Since the Russian Federation sent tanks, troops, and planes slicing into Georgia, commentators have reached for a variety of historic parallels. 1968 and the Soviet Union snuffs out Prague Spring. 1939 and the Nazis thrust into Poland. 1938 and the Czechoslovaks are sacrificed to the unwillingness of democracies to confront evil. None of these supposed parallels catches the current situation. A better – but still imperfect – parallel is 1914, when an assassination in a remote corner of the world set larger and destructive events in motion. The trigger-event with outsize results this time was Georgia’s attempt with military force to reoccupy South Ossetia.

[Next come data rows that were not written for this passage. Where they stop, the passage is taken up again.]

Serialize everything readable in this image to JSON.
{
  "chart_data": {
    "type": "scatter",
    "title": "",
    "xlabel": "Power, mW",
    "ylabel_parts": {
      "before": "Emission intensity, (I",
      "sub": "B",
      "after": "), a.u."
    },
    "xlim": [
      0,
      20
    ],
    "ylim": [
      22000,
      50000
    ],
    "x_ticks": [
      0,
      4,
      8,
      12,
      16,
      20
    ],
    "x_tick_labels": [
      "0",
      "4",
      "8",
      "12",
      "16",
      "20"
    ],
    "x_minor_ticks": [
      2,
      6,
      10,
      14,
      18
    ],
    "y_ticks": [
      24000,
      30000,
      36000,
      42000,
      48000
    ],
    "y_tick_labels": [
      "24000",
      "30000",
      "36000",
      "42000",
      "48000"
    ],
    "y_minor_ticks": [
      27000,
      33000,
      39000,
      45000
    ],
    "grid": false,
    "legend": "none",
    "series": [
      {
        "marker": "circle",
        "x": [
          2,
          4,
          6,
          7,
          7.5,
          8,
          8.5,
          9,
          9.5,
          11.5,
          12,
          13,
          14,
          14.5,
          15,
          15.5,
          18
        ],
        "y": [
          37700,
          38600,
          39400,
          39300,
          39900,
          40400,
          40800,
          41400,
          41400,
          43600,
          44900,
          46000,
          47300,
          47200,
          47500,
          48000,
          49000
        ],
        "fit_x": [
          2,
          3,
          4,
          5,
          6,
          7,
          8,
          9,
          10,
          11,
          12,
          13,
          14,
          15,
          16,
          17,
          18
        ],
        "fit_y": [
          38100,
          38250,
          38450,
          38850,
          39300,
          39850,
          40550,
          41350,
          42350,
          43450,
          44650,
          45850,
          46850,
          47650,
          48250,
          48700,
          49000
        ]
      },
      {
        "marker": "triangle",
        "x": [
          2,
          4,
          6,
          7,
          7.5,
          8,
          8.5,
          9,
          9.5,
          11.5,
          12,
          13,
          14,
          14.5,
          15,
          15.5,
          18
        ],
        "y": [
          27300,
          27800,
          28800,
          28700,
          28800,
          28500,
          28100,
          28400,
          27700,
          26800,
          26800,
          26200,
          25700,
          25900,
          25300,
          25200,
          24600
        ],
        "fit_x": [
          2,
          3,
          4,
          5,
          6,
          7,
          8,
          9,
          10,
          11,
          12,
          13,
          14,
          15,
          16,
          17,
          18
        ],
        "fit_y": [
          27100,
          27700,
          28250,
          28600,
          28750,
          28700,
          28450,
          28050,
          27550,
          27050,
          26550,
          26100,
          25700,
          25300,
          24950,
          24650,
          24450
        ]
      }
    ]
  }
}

The transition of leadership in Russia could have paved the way for a new chapter in Russian history and Russia’s role in the world. Russia, which has always identified herself as an offspring of European civilization, seemed on its way to bolstering ties with the West. An era of consolidation during the Putin years – as Henry Kissinger pointed out recently – appeared to be over, and a new era of modernization seemed set to emerge. This trend is now in doubt after the trauma of events in Georgia. With its excessive use of military force and now its political escalation in extending unilateral diplomatic recognition to South Ossetia and Abkhazia as independent states, Russia is challenging the foundations of European security after the cold war.